János D. Pintér, PhD, DSc
Professor of Practice, Computation and Data Analytics
Department of Industrial and Systems Engineering
P.C. Rossin College of Engineering and Applied Science
Lehigh University

Mailing address:
Harold S. Mohler Laboratory, Room 486
200 West Packer Avenue, Bethlehem, PA 18015-1582

Phone: 610-758-4430
Email: jdp416@lehigh.edu
Website: https://engineering.lehigh.edu/faculty/janos-d-pinter
http://www.pinterconsulting.com

Topics

Global Optimization: Models and Algorithms
A concise review of the most important optimization model types and solution strategies, to solve multi-extremal optimization models. (Intermediate)

Nonlinear (Global and Local) Optimization in Modeling Environments
The speaker reviews several professional implementations of advanced nonlinear optimization software, with 'live' software demonstrations. (Intermediate)

Global Optimization: Advanced Applications
The speaker reviews interesting challenges and recent applications of global optimization in engineering and scientific studies, with demonstration program examples. (Intermediate)

Background:

  • M.Sc. Applied Math - University of Sciences (ELTE), Budapest
  • Ph.D. Stochastic Optimization - Moscow State (Lomonosow) University
  • D.Sc. Mathematics - Hungarian Academy of Sciences

Author and editor of several books, numerous other publications in operations research and its applications. Winner of the 2000 INFORMS Computing Society Prize; Global Optimization Vice-Chair of the INFORMS Optimization Section (2002-2004). Editorial board member of the Journal of Global Optimization; the Journal of Applied Mathematics & Decision Sciences; Algorithmic Operations Research; Int.

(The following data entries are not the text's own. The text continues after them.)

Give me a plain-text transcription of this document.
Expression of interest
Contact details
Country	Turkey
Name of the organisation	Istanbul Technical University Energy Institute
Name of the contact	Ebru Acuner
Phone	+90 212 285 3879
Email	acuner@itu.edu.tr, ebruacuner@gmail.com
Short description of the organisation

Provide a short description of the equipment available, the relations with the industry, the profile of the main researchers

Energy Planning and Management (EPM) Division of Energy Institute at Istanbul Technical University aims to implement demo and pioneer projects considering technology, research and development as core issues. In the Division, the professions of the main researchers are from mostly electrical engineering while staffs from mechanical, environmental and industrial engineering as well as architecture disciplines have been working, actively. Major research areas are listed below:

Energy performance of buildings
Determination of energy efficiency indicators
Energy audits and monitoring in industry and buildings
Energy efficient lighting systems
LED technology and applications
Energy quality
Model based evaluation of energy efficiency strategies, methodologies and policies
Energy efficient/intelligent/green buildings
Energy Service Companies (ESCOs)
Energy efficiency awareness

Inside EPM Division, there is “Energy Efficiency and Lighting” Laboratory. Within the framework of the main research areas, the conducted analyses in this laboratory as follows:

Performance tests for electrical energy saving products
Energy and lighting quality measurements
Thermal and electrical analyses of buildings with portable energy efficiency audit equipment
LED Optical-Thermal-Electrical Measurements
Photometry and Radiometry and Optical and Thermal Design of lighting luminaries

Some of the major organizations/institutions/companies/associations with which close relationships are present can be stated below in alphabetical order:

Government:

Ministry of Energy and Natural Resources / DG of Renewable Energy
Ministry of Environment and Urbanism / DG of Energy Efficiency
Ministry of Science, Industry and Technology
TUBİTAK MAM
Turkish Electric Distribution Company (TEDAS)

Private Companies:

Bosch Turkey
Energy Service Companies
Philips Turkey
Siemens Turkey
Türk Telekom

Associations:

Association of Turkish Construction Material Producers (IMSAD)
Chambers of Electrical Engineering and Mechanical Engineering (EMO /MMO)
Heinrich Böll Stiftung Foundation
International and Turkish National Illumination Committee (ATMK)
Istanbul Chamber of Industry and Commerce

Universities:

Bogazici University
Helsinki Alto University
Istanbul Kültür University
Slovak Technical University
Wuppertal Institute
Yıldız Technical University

J. of Modeling Identification and Control; and of the websites GAMS Global World and GAMS Performance World.

Principal developer of the LGO, AIMMS/LGO, Excel PSP/LGO, GAMS/LGO, Maple Global Optimization Toolbox, MathOptimizer, MathOptimizer Professional , MPL/LGO, and TOMLAB/LGO software products for nonlinear (global and local) optimization.